Печка. Этажерка с книгами. Фотографии на стене. И репродукция с картины Левитана «Над вечным покоем» в рамке. Лампочка под бумажным абажуром над столом. На столе бутылка водки, хлеб, мясо, кислая капуста.
А за столом, улыбаясь, сидит Шарапов.
— Я с вами пить не буду, гражданин Шарапов, — холодно говорит Зигмунт, не садясь к столу. — Что все это значит? Этот дешевый обман? И почему вы пьете, больной? Я же вас преду-преждал.
— От страха, доктор. Пью от страха. — Шарапов чокается со вторым стаканом и пьет. — Потому что собираюсь совершить государственное преступление. Сядьте, доктор, и слушайте меня внимательно.
Сейчас его интонация серьезна и значительна. Зигмунт садится к столу.
— Получена телефонограмма, — говорит Шарапов негромко. — Все снова-здорово. Вы уже опять не товарищи-поляки, вы опять польские спецпереселенцы.
— Так, — произносит Зигмунт. — Приятное известие.
— Но если хотите быть гражданами СССР, пожалуйста. Есть указание. Провести среди польского контингента повсеместную паспортизацию.
— Отречься от своей родины? Никогда!
— Пожалуйста. — Шарапов снова выпивает. — Два года ИТР. За отказ.
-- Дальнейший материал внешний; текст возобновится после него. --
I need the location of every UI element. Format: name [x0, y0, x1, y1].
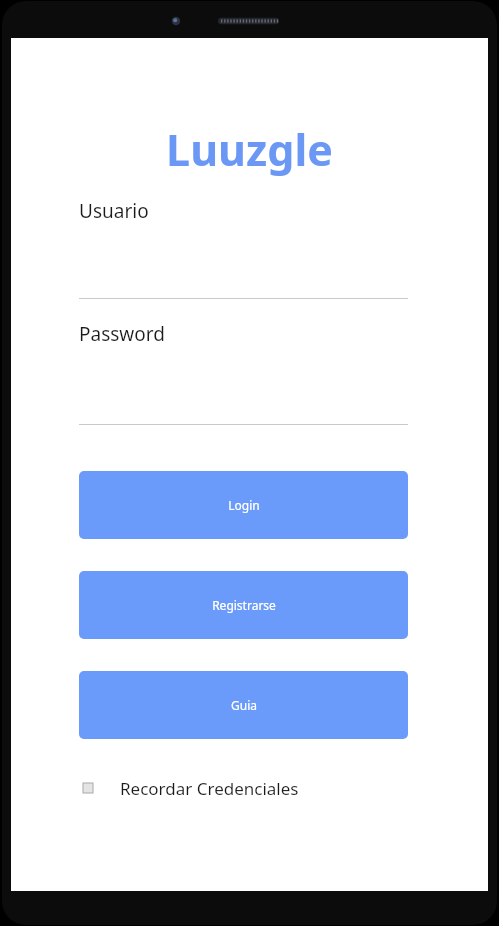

Все ваши… как они?.. делегатуры… Арестованы! За антисоветскую деятельность.
— Но у меня есть свидетельство! Вы же знаете. Выдано НКВД! Что я являюсь польским гражданином. Зачем мне советский паспорт?
— Примете наше подданство, вернетесь в Польшу. Может быть. А не примете — никто и никогда.
Отец молчит. Потом наливает себе водки в стакан, одним махом выпивает ее.
— Не приму, — говорит он. — Пусть будет, что будет.
— Будет. Только не то, что думаете. — Шарапов достает с этажерки конверт, кладет перед собой на стол. — Писали в ваш Союз польских патриотов?
— Писал.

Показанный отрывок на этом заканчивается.